For the working class, this crisis sharply poses the need for a struggle not only against the Palestine Action proscription, but the Labour government. Whether it is forced to retreat on this particular measure or not, it remains a grave threat as long as it remains in office.
Such a struggle will require more than the individual acts of conscience bravely expressed in the protests in Parliament Square organised by Defend Our Juries. It means the mobilisation of the millions who support the protesters and want to put an end to Israel’s genocide and Labour’s complicit government.
The potential for this movement is being actively blocked. Since launching his “Your Party” project last month and declaring that a new party to the left of Labour will be founded in the autumn, Corbyn has already enlisted three quarters of a million people in support. Yet he has done nothing to mobilise this mass force against the government, offering only the occasional social media posting opposing Starmer’s draconian actions.

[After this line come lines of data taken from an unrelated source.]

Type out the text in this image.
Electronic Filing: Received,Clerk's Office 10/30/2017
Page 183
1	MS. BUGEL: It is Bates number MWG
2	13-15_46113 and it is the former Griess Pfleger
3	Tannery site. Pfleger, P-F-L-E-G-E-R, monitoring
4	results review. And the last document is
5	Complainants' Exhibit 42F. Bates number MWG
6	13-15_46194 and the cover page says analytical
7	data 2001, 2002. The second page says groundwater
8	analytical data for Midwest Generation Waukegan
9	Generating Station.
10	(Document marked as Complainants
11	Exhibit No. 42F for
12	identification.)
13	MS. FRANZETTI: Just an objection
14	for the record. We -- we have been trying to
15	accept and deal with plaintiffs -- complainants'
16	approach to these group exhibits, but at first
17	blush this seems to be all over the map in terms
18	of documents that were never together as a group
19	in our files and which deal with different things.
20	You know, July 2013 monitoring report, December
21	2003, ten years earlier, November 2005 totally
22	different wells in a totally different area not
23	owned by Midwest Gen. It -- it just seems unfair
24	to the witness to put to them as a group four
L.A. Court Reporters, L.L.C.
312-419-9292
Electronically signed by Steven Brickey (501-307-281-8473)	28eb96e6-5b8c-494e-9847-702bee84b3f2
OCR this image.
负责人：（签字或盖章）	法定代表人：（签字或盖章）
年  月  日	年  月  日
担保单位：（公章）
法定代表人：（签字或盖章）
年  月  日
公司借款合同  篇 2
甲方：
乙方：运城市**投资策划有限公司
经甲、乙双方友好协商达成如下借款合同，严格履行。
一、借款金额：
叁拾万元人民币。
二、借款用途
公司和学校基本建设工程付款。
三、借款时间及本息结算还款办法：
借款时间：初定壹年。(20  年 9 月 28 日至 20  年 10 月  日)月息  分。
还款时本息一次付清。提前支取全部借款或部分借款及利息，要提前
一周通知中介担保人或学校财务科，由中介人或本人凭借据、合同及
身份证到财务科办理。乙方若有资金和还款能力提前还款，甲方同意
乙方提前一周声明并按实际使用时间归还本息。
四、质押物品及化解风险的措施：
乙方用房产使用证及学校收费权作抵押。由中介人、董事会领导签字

For Starmer’s police state to be defeated a mass mobilisation in defence of democratic rights, rooted in the working class must be organised. Above all the working class must turn to the building of a new political party based on a socialist programme and opposed to the entire rotten parliamentary political set-up.
The fight must be taken up for the demands outlined in this week’s statement by the Socialist Equality Party:
Organise meetings in your workplaces and neighbourhoods to discuss these issues.
Propose and pass resolutions opposing the police crackdown and pledging to prepare coordinated action against it.
Oppose the trade union bureaucracy’s blocking working class action against the Gaza genocide and attacks on democratic rights.